Он, Мишаня, из самого того самого, откуда эти два слова, и Яник — тоже; только им эти слова произносить нельзя, потому как босс запретил. Чтоб не светиться.

— Неужели?

Пал прямо подпрыгивает от восторга. Вот здорово! Она начинает что-то быстро-быстро лопотать Кэрри, которая давно уже в нетерпении дергает ее за рукав, требуя перевода. Отделавшись от Кэрри, она снова набрасывается на Мишаню. Неужели они настоящие израильтяне? Тут, в Турции? Да еще и в Сирию собираются?!

— Шш-ш-ш… — шипит на нее Мишаня и оглядывается.

Ах, да!.. Какая же она дура, совсем забыла; им же нельзя светиться… Да, но как же они хотят получить сирийскую визу?.. Ага, понятно… Ну, вообще…

Пал снова коротко совещается с Кэрри и с крайне серьезным видом поворачивается к Мишане. Есть предложение. Если они, конечно, не против. Это ведь ежу ясно, что им тоже нужен Ирак, а вовсе не Сирия. Сейчас все туда намыливаются. Так вот. У Кэрри есть человек, который переводит через границу, курд. Берет по тысяче долларов с носа. Говорят, это недорого. Хотите — присоединяйтесь; и вам хорошо, и нам спокойнее.

Мишаня пожимает плечами:

— Спасибо, девочки, но это — к Андрею; он у нас все решает. А вот, кстати, и он…

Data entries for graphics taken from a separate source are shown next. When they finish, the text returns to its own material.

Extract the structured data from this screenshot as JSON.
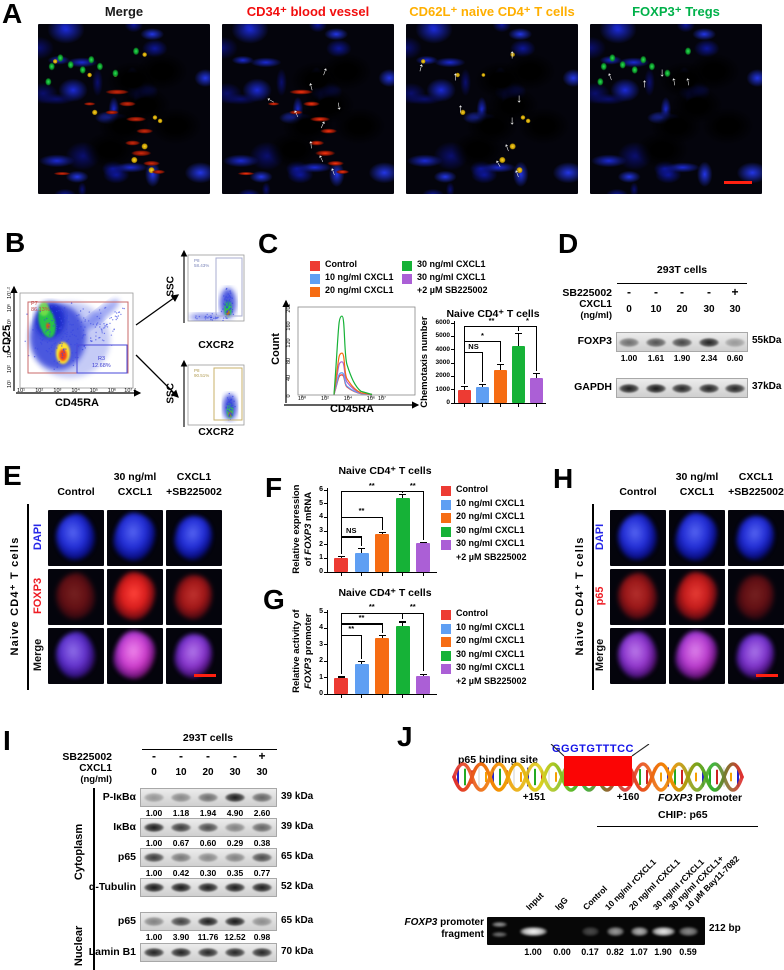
{
  "figure": {
    "background": "#ffffff"
  },
  "legend": [
    {
      "label": "Control",
      "color": "#ed3b33"
    },
    {
      "label": "10 ng/ml CXCL1",
      "color": "#5f9ff3"
    },
    {
      "label": "20 ng/ml CXCL1",
      "color": "#f66c13"
    },
    {
      "label": "30 ng/ml CXCL1",
      "color": "#16b237"
    },
    {
      "label": "30 ng/ml CXCL1",
      "label2": "+2 µM SB225002",
      "color": "#ab5fd6"
    }
  ],
  "panelA": {
    "label": "A",
    "titles": [
      {
        "text": "Merge",
        "color": "#1b1b1b"
      },
      {
        "text": "CD34⁺ blood vessel",
        "color": "#f20d0d"
      },
      {
        "text": "CD62L⁺ naive CD4⁺ T cells",
        "color": "#ffaf00"
      },
      {
        "text": "FOXP3⁺ Tregs",
        "color": "#00b14a"
      }
    ]
  },
  "panelB": {
    "label": "B",
    "main": {
      "ylabel": "CD25",
      "xlabel": "CD45RA",
      "xticks": [
        "10¹",
        "10²",
        "10³",
        "10⁴",
        "10⁵",
        "10⁶",
        "10⁷·²"
      ],
      "yticks": [
        "10¹",
        "10²",
        "10³",
        "10⁴",
        "10⁵",
        "10⁶",
        "10⁷·²"
      ],
      "gate1": {
        "name": "P7",
        "pct": "86.13%"
      },
      "gate2": {
        "name": "R3",
        "pct": "12.68%"
      }
    },
    "top": {
      "ylabel": "SSC",
      "xlabel": "CXCR2",
      "pct": "58.43%",
      "gate": "P8"
    },
    "bottom": {
      "ylabel": "SSC",
      "xlabel": "CXCR2",
      "pct": "90.51%",
      "gate": "P8"
    }
  },
  "panelC": {
    "label": "C",
    "hist": {
      "type": "line",
      "ylabel": "Count",
      "xlabel": "CD45RA",
      "ymax": 202,
      "yticks": [
        "202",
        "160",
        "120",
        "80",
        "40",
        "0"
      ],
      "xticks": [
        "10⁰",
        "10²",
        "10⁴",
        "10⁶",
        "10⁷"
      ],
      "series": [
        {
          "name": "Control",
          "peak": 45,
          "color": "#ed3b33"
        },
        {
          "name": "10 ng/ml CXCL1",
          "peak": 50,
          "color": "#5f9ff3"
        },
        {
          "name": "20 ng/ml CXCL1",
          "peak": 95,
          "color": "#f66c13"
        },
        {
          "name": "30 ng/ml CXCL1",
          "peak": 180,
          "color": "#16b237"
        },
        {
          "name": "30 ng/ml CXCL1 +2 µM SB225002",
          "peak": 75,
          "color": "#ab5fd6"
        }
      ]
    },
    "bar": {
      "type": "bar",
      "title": "Naive CD4⁺ T cells",
      "ylabel": "Chemotaxis number",
      "ymax": 6000,
      "yticks": [
        6000,
        5000,
        4000,
        3000,
        2000,
        1000,
        0
      ],
      "categories": [
        "Control",
        "10 ng/ml CXCL1",
        "20 ng/ml CXCL1",
        "30 ng/ml CXCL1",
        "30 ng/ml CXCL1 +2 µM SB225002"
      ],
      "values": [
        1000,
        1200,
        2450,
        4250,
        1900
      ],
      "errors": [
        300,
        250,
        500,
        1000,
        350
      ],
      "sig": [
        {
          "from": 0,
          "to": 1,
          "label": "NS",
          "y": 3800
        },
        {
          "from": 0,
          "to": 2,
          "label": "*",
          "y": 4650
        },
        {
          "from": 0,
          "to": 3,
          "label": "**",
          "y": 5750
        },
        {
          "from": 3,
          "to": 4,
          "label": "*",
          "y": 5750
        }
      ]
    }
  },
  "panelD": {
    "label": "D",
    "cells": "293T cells",
    "drug": "SB225002",
    "drug_vals": [
      "-",
      "-",
      "-",
      "-",
      "+"
    ],
    "ligand": "CXCL1",
    "ligand_unit": "(ng/ml)",
    "doses": [
      "0",
      "10",
      "20",
      "30",
      "30"
    ],
    "blots": [
      {
        "name": "FOXP3",
        "kda": "55kDa",
        "values": [
          "1.00",
          "1.61",
          "1.90",
          "2.34",
          "0.60"
        ],
        "band": [
          0.55,
          0.68,
          0.75,
          0.92,
          0.33
        ]
      },
      {
        "name": "GAPDH",
        "kda": "37kDa",
        "values": [],
        "band": [
          0.95,
          0.97,
          0.9,
          0.92,
          0.9
        ]
      }
    ]
  },
  "panelE": {
    "label": "E",
    "side": "Naive CD4⁺ T cells",
    "cols": [
      [
        "Control"
      ],
      [
        "30 ng/ml",
        "CXCL1"
      ],
      [
        "CXCL1",
        "+SB225002"
      ]
    ],
    "rows": [
      {
        "name": "DAPI",
        "color": "#2727e8"
      },
      {
        "name": "FOXP3",
        "color": "#ee1c24"
      },
      {
        "name": "Merge",
        "color": "#111111"
      }
    ]
  },
  "panelF": {
    "label": "F",
    "title": "Naive CD4⁺ T cells",
    "ylabel_line1": "Relative expression",
    "ylabel_line2_pre": "of ",
    "ylabel_italic": "FOXP3",
    "ylabel_line2_post": " mRNA",
    "bar": {
      "type": "bar",
      "ymax": 6,
      "yticks": [
        6,
        5,
        4,
        3,
        2,
        1,
        0
      ],
      "values": [
        1.0,
        1.4,
        2.8,
        5.4,
        2.1
      ],
      "errors": [
        0.15,
        0.35,
        0.12,
        0.3,
        0.08
      ],
      "sig": [
        {
          "from": 0,
          "to": 1,
          "label": "NS",
          "y": 2.6
        },
        {
          "from": 0,
          "to": 2,
          "label": "**",
          "y": 4.05
        },
        {
          "from": 0,
          "to": 3,
          "label": "**",
          "y": 5.9
        },
        {
          "from": 3,
          "to": 4,
          "label": "**",
          "y": 5.9
        }
      ]
    }
  },
  "panelG": {
    "label": "G",
    "title": "Naive CD4⁺ T cells",
    "ylabel_line1": "Relative activity of",
    "ylabel_line2_pre": "",
    "ylabel_italic": "FOXP3",
    "ylabel_line2_post": " promoter",
    "bar": {
      "type": "bar",
      "ymax": 5,
      "yticks": [
        5,
        4,
        3,
        2,
        1,
        0
      ],
      "values": [
        1.0,
        1.8,
        3.4,
        4.15,
        1.1
      ],
      "errors": [
        0.07,
        0.2,
        0.18,
        0.28,
        0.15
      ],
      "sig": [
        {
          "from": 0,
          "to": 1,
          "label": "**",
          "y": 3.6
        },
        {
          "from": 0,
          "to": 2,
          "label": "**",
          "y": 4.3
        },
        {
          "from": 0,
          "to": 3,
          "label": "**",
          "y": 4.95
        },
        {
          "from": 3,
          "to": 4,
          "label": "**",
          "y": 4.95
        }
      ]
    }
  },
  "panelH": {
    "label": "H",
    "side": "Naive CD4⁺ T cells",
    "cols": [
      [
        "Control"
      ],
      [
        "30 ng/ml",
        "CXCL1"
      ],
      [
        "CXCL1",
        "+SB225002"
      ]
    ],
    "rows": [
      {
        "name": "DAPI",
        "color": "#2727e8"
      },
      {
        "name": "p65",
        "color": "#ee1c24"
      },
      {
        "name": "Merge",
        "color": "#111111"
      }
    ]
  },
  "panelI": {
    "label": "I",
    "cells": "293T cells",
    "drug": "SB225002",
    "drug_vals": [
      "-",
      "-",
      "-",
      "-",
      "+"
    ],
    "ligand": "CXCL1",
    "ligand_unit": "(ng/ml)",
    "doses": [
      "0",
      "10",
      "20",
      "30",
      "30"
    ],
    "groups": [
      {
        "name": "Cytoplasm",
        "blots": [
          {
            "name": "P-IκBα",
            "kda": "39 kDa",
            "values": [
              "1.00",
              "1.18",
              "1.94",
              "4.90",
              "2.60"
            ],
            "band": [
              0.35,
              0.42,
              0.55,
              0.95,
              0.6
            ]
          },
          {
            "name": "IκBα",
            "kda": "39 kDa",
            "values": [
              "1.00",
              "0.67",
              "0.60",
              "0.29",
              "0.38"
            ],
            "band": [
              0.95,
              0.8,
              0.72,
              0.45,
              0.6
            ]
          },
          {
            "name": "p65",
            "kda": "65 kDa",
            "values": [
              "1.00",
              "0.42",
              "0.30",
              "0.35",
              "0.77"
            ],
            "band": [
              0.8,
              0.5,
              0.42,
              0.45,
              0.72
            ]
          },
          {
            "name": "α-Tubulin",
            "kda": "52 kDa",
            "values": [],
            "band": [
              0.97,
              0.97,
              0.95,
              0.95,
              0.95
            ]
          }
        ]
      },
      {
        "name": "Nuclear",
        "blots": [
          {
            "name": "p65",
            "kda": "65 kDa",
            "values": [
              "1.00",
              "3.90",
              "11.76",
              "12.52",
              "0.98"
            ],
            "band": [
              0.45,
              0.78,
              0.95,
              0.97,
              0.4
            ]
          },
          {
            "name": "Lamin B1",
            "kda": "70 kDa",
            "values": [],
            "band": [
              0.92,
              0.92,
              0.9,
              0.9,
              0.9
            ]
          }
        ]
      }
    ]
  },
  "panelJ": {
    "label": "J",
    "binding_site": "p65 binding site",
    "sequence": "GGGTGTTTCC",
    "pos_left": "+151",
    "pos_right": "+160",
    "promoter_italic": "FOXP3",
    "promoter_rest": " Promoter",
    "chip": "CHIP: p65",
    "lane_labels": [
      "Input",
      "IgG",
      "Control",
      "10 ng/ml rCXCL1",
      "20 ng/ml rCXCL1",
      "30 ng/ml rCXCL1",
      "30 ng/ml rCXCL1+",
      "10 µM Bay11-7082"
    ],
    "gel_left_italic": "FOXP3",
    "gel_left_rest": " promoter",
    "gel_left_line2": "fragment",
    "size_label": "212 bp",
    "values": [
      "1.00",
      "0.00",
      "0.17",
      "0.82",
      "1.07",
      "1.90",
      "0.59"
    ],
    "band": [
      1.0,
      0.0,
      0.28,
      0.62,
      0.72,
      0.95,
      0.55
    ]
  }
}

Жабообразная служащая в окошке подозрительно смотрит на Яника, по капле выжимающего нужные слова из скудного запаса школьного английского курса.

— Какова цель вашего визита в Сирию?

— Туризм, — рапортует Яник.

— Вы журналист?

— Нет, я студент.

— Я обязана поставить вас в известность, что нелегальное пересечение границы строго преследуется сирийскими законами. Вы журналист?

— Нет, я студент, турист.

Яник подобострастно улыбается. Пожилая бородавчатая жаба качает головой. Она явно не верит ни единому его слову. Вот сейчас выстрелит длинным липким языком и заглотит Яника, как комара. Почему же она тем не менее проштамповывает визу? Поди пойми земноводных…

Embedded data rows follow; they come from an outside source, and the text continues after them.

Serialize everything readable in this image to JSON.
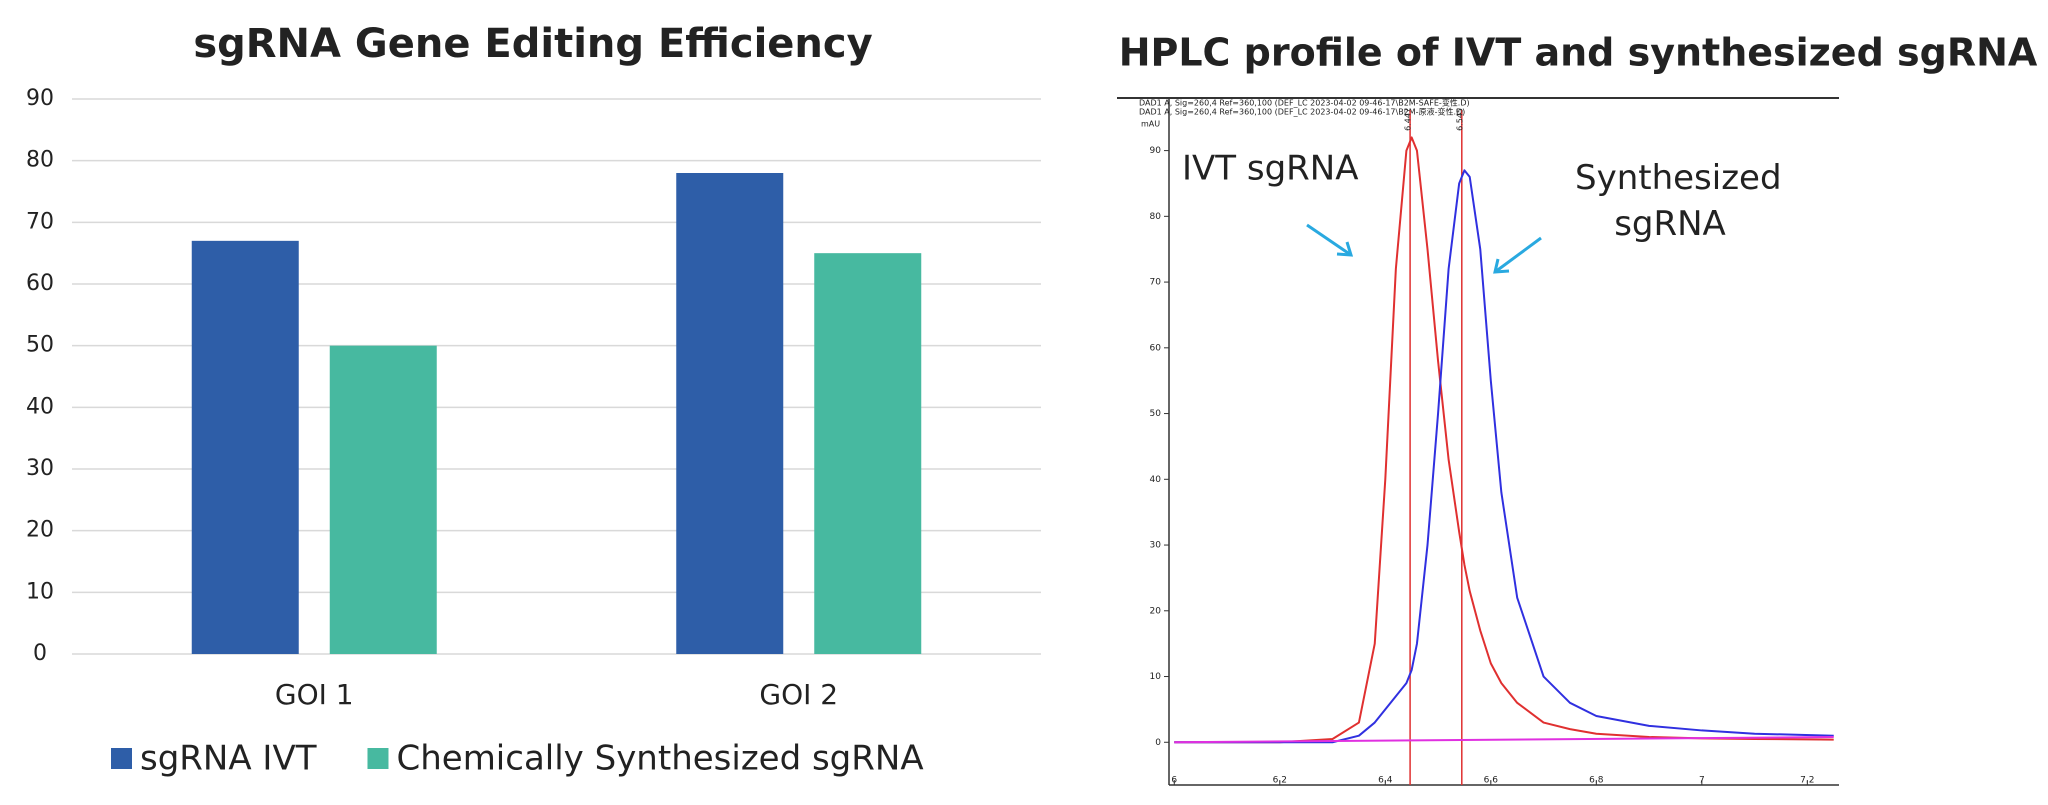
{
  "chart_data": [
    {
      "type": "bar",
      "title": "sgRNA Gene Editing Efficiency",
      "categories": [
        "GOI 1",
        "GOI 2"
      ],
      "series": [
        {
          "name": "sgRNA IVT",
          "color": "#2e5ea8",
          "values": [
            67,
            78
          ]
        },
        {
          "name": "Chemically Synthesized sgRNA",
          "color": "#47b9a0",
          "values": [
            50,
            65
          ]
        }
      ],
      "ylim": [
        0,
        90
      ],
      "yticks": [
        0,
        10,
        20,
        30,
        40,
        50,
        60,
        70,
        80,
        90
      ],
      "grid": true,
      "legend": "bottom"
    },
    {
      "type": "line",
      "title": "HPLC profile of IVT and synthesized sgRNA",
      "header": [
        {
          "text": "DAD1 A, Sig=260,4 Ref=360,100 (DEF_LC 2023-04-02 09-46-17\\B2M-SAFE-变性.D)",
          "color": "#3030e0"
        },
        {
          "text": "DAD1 A, Sig=260,4 Ref=360,100 (DEF_LC 2023-04-02 09-46-17\\B2M-原液-变性.D)",
          "color": "#e03030"
        }
      ],
      "y_label": "mAU",
      "annotations": [
        "IVT sgRNA",
        "Synthesized sgRNA"
      ],
      "x": [
        6.0,
        6.1,
        6.2,
        6.3,
        6.35,
        6.38,
        6.4,
        6.42,
        6.44,
        6.45,
        6.46,
        6.48,
        6.5,
        6.52,
        6.54,
        6.55,
        6.56,
        6.58,
        6.6,
        6.62,
        6.65,
        6.7,
        6.75,
        6.8,
        6.9,
        7.0,
        7.1,
        7.25
      ],
      "series": [
        {
          "color": "#e03030",
          "values": [
            0,
            0,
            0,
            0.5,
            3,
            15,
            40,
            72,
            90,
            92,
            90,
            75,
            58,
            43,
            32,
            27,
            23,
            17,
            12,
            9,
            6,
            3,
            2,
            1.3,
            0.8,
            0.6,
            0.5,
            0.4
          ]
        },
        {
          "color": "#3030e0",
          "values": [
            0,
            0,
            0,
            0,
            1,
            3,
            5,
            7,
            9,
            11,
            15,
            30,
            50,
            72,
            85,
            87,
            86,
            75,
            55,
            38,
            22,
            10,
            6,
            4,
            2.5,
            1.8,
            1.3,
            1
          ]
        },
        {
          "color": "#e030e0",
          "x": [
            6.0,
            7.25
          ],
          "values": [
            0,
            0.8
          ]
        }
      ],
      "peaks": [
        {
          "x": 6.447,
          "color": "#e03030"
        },
        {
          "x": 6.545,
          "color": "#e03030"
        }
      ],
      "xlim": [
        5.99,
        7.26
      ],
      "xticks": [
        6,
        6.2,
        6.4,
        6.6,
        6.8,
        7,
        7.2
      ],
      "ylim": [
        -6.5,
        98
      ],
      "yticks": [
        0,
        10,
        20,
        30,
        40,
        50,
        60,
        70,
        80,
        90
      ],
      "grid": false
    }
  ]
}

На улице Яник присоединяется к прочей компании — он последний, только его и ждут; все успешно обвизованные — и Андрей, и Мишаня, и девушки. А Фатиху не надо, ему и так хорошо. Андрей командует парадом. Значит так: сейчас мы подбрасываем девушек в отель, а вечером заезжаем за ними часиков эдак в восемь. О'кей? Надо отпраздновать знакомство. Он как раз знает отличный кабак в Кизилае.

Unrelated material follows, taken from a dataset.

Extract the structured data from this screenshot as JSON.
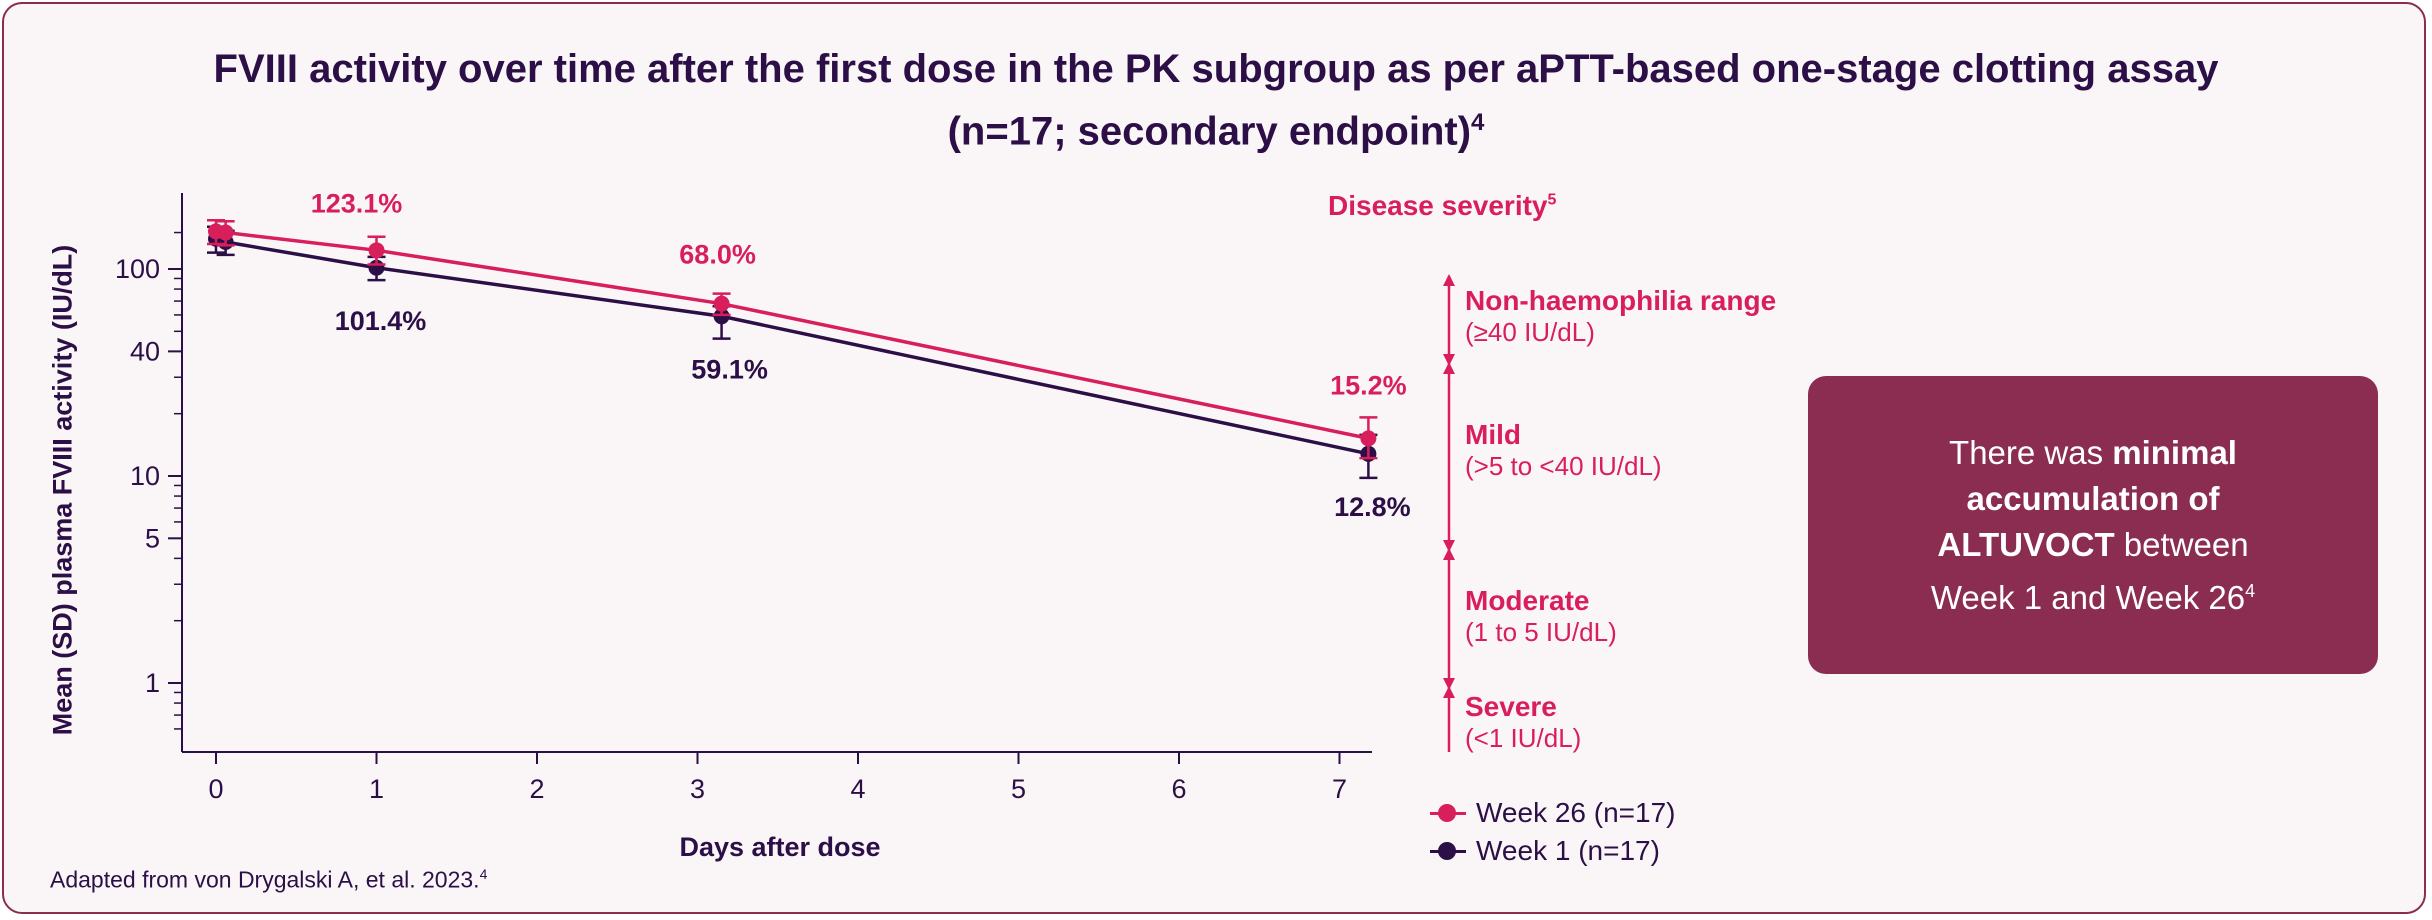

Вечером сидят в ресторане; он вполне европейского вида, хотя, как и предупреждал Андрей, с питьем небогато. Кэрри кокетничает с Беликом; собственно, даже уже и не кокетничает — эта стадия, видимо, пройдена быстро и счастливо, и теперь они, тесно прижавшись, раскачиваются в медленном танце на крохотной полутемной площадке. Мишаня увлечен кебабами и пивом. Покончив с очередной порцией, он вытирает пот мокрой салфеткой и недоуменно смотрит на Пал и Яника:

— А вы чего сидите, как неродные? Яник, не будь букой, потанцуй девушку.

Он подливает себе еще.

— Спасибо, Миша, — говорит Пал и встает, не оставляя Янику выбора. — А то ведь я совсем заскучала. По-моему, молодой человек меня боится. Не бойся, Яник, я тебя не съем. Во всяком случае — не сразу.

Судя по смешливому всплеску в глазах, она хочет добавить еще что-то шутливое, но сдерживается. Чтоб не спугнуть.